La connectivité, avons-nous appris, diminuera entre 18 % et 34 % d’ici la fin de ce siècle dans le scénario climatique le plus défavorable.
Cette réduction de la connectivité a également été entraînée par la perte de certaines espèces clés occupant les positions les plus importantes dans leurs réseaux locaux. Ceux-ci pourraient être des prédateurs supérieurs tels que des loups ou des lions qui contrôlent les mangeurs de plantes, ou un insecte abondant mangé par de nombreux insectivores différents.
Lorsque ces espèces hautement connectées disparaissent, cela rend le réseau encore moins résistant aux perturbations, entraînant ainsi encore plus de pertes d’espèces que ce qui se serait produit autrement sous un régime écologique naturel. Ce phénomène illustre les défis sans précédent auxquels la biodiversité est aujourd’hui confrontée.
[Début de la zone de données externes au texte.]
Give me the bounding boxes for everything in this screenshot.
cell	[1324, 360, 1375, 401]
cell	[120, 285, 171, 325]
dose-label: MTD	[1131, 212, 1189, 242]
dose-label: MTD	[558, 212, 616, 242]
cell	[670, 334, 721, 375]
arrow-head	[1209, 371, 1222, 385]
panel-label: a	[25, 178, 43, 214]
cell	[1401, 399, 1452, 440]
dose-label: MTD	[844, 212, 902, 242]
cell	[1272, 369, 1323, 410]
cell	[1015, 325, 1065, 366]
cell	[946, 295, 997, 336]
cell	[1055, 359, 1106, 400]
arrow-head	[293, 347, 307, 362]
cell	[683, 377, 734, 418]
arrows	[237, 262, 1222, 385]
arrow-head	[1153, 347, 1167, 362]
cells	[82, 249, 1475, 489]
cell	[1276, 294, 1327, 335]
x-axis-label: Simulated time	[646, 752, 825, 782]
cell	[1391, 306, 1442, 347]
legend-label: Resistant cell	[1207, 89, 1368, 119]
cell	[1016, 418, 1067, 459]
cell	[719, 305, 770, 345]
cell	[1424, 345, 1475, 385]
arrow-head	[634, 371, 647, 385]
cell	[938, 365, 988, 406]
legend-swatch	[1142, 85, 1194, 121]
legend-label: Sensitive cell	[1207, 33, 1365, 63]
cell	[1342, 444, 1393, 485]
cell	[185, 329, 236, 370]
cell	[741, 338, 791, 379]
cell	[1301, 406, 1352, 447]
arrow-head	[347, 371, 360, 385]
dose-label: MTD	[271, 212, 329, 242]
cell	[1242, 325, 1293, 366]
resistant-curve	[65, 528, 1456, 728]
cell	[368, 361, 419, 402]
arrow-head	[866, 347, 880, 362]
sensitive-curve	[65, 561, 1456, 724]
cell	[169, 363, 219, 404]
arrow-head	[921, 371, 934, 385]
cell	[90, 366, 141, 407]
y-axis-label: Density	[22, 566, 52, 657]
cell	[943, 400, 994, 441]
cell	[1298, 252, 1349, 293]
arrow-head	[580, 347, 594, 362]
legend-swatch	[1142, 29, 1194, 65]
Peut-on minimiser la menace ?
Comme le Conférence des Nations Unies sur la biodiversité se termine cette semaine à Montréal, au Canada, les gouvernements tentent de s’entendre sur un nouvel ensemble d’actions mondiales pour arrêter et inverser la perte de nature.
Il fait suite au récent COP27 sommet sur le changement climatique en Égypte, où l’accord qui en a résulté était insuffisant pour faire face à la crise climatique mondiale.
Nous espérons que nos découvertes aideront à l’avenir les gouvernements à identifier les politiques qui conduiront à moins d’extinctions.
Par exemple, si nous parvenons à atteindre une trajectoire d’émissions de carbone plus faible qui limite le réchauffement climatique à moins de 3℃ d’ici la fin de ce siècle, nous pourrions limiter la perte de biodiversité à « seulement » 13 %. Cela se traduirait par le fait de sauver des milliers d’espèces de la disparition.
De toute évidence, l’humanité a jusqu’à présent sous-estimé ses véritables impacts sur la diversité de la vie sur Terre. Sans changements majeurs, nous risquons de perdre une grande partie de ce qui soutient notre planète.
Cet article est republié de La conversation sous licence Creative Commons. Lis le article original.